Charlotte-based Chiquita Brands International is discussing what to do about more than $22 million worth of state and local incentives when the company’s headquarters shifts to Ireland, CEO Ed Lonergan said Thursday.
He left open the possibility that the company might give some back.
Speaking after the annual shareholder meeting uptown, Lonergan said there’s still no consensus about what to do with the incentives.
The money was promised to Chiquita as part of the company’s 2011 agreement to move to Charlotte from Cincinnati. The incentives are tied to conditions, including a requirement Chiquita keep its 400 or so new jobs in Charlotte, along with its global headquarters.
The jobs are expected stay in Charlotte after Chiquita combines with Fyffes, an Irish banana and melon company, later this year. But the global headquarters will be located in Dublin, along with the CEO of ChiquitaFyffes, David McCann.

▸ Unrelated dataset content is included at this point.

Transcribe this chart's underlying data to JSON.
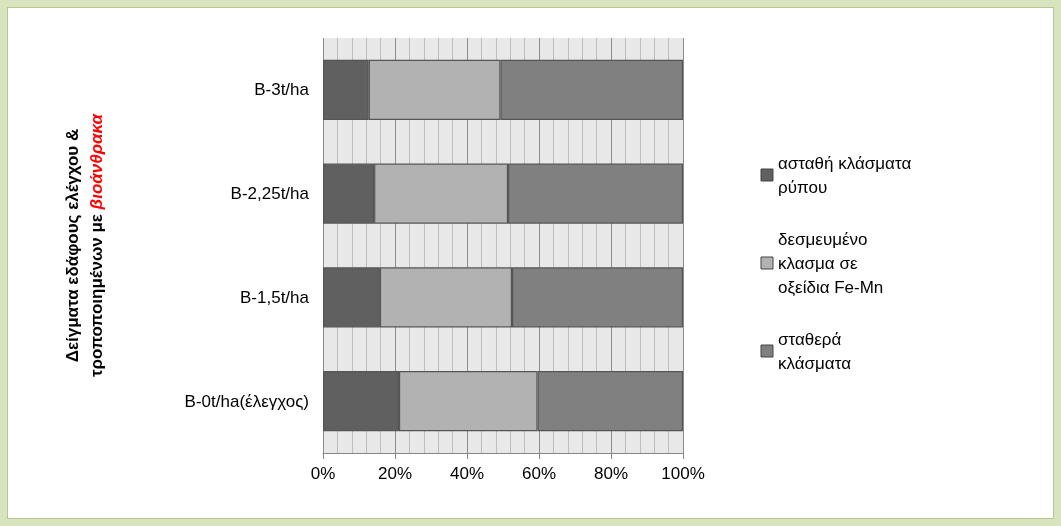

Lonergan said the company has met with city, state and county officials about the incentives, but declined to say whether he thinks Chiquita will have to give back some of the money.
“It’s not helpful for me to speculate on where that might end up,” he said.
But he appeared to leave the door open for such a resolution.
“What we want to do is get aligned with the people that run the community to ensure we’re upholding the commitments that we made. And if we’re not, then we should accept the consequences of that,” Lonergan said.
“We don’t want anything we don’t deserve,” he said.
Millions at stake
The city and county have paid Chiquita $510,000 each, for a total of more than $1 million. They are scheduled to pay the fruit company about $1.5 million in coming years.
The rest of the incentives money is from the state. More than $16 million, equal to an estimated 75 percent of the company’s state income tax withholding for the new jobs, is set to be paid over 11 years. The state also agreed to give Chiquita $2.5 million to match the city and county money.
Chiquita employs about 320 workers uptown and has thus far met its hiring targets to receive incentives money.
The business climate
At the annual meeting, a shareholder asked Lonergan whether the company’s turnaround strategy of focusing on the core banana and salads business was working, “How come we lost money?”
Lonergan said most of the company’s $25 million first-quarter loss could be traced to bad weather and drought in its banana-growing regions.
Lonergan said the climate is changing in Panama and Costa Rica, meaning the company has to spend money to irrigate farms it never did before in 100 years of growing. Rainfall is down for five straight years, Lonergan said – 70 percent this year.
“There’s always been enough rain to grow a banana,” Lonergan said. “I think it’s not helpful for me to get into the whole global warming debate. I don’t really care. At the end of the day, I look at what’s happening, and I deal with the consequences.”
Chiquita plans to combine with Fyffes in an all-stock deal by the end of the year, creating the world’s largest banana company. Chiquita shareholders would have just over 50 percent of the combined company, while Fyffes shareholders would get the rest. The deal gives Fyffes shareholders a 38 percent premium.
Lonergan said Chiquita expects to get shareholders’ approval for the deal by late summer. If the Fyffes deal were to fall through, Lonergan said Chiquita could complete its three-year turnaround plan solo.
“In the event that there was some reasoning why we could stand alone, we’re quite confident we could do that,” said Lonergan. “It just is a longer plan than the one that we have together.”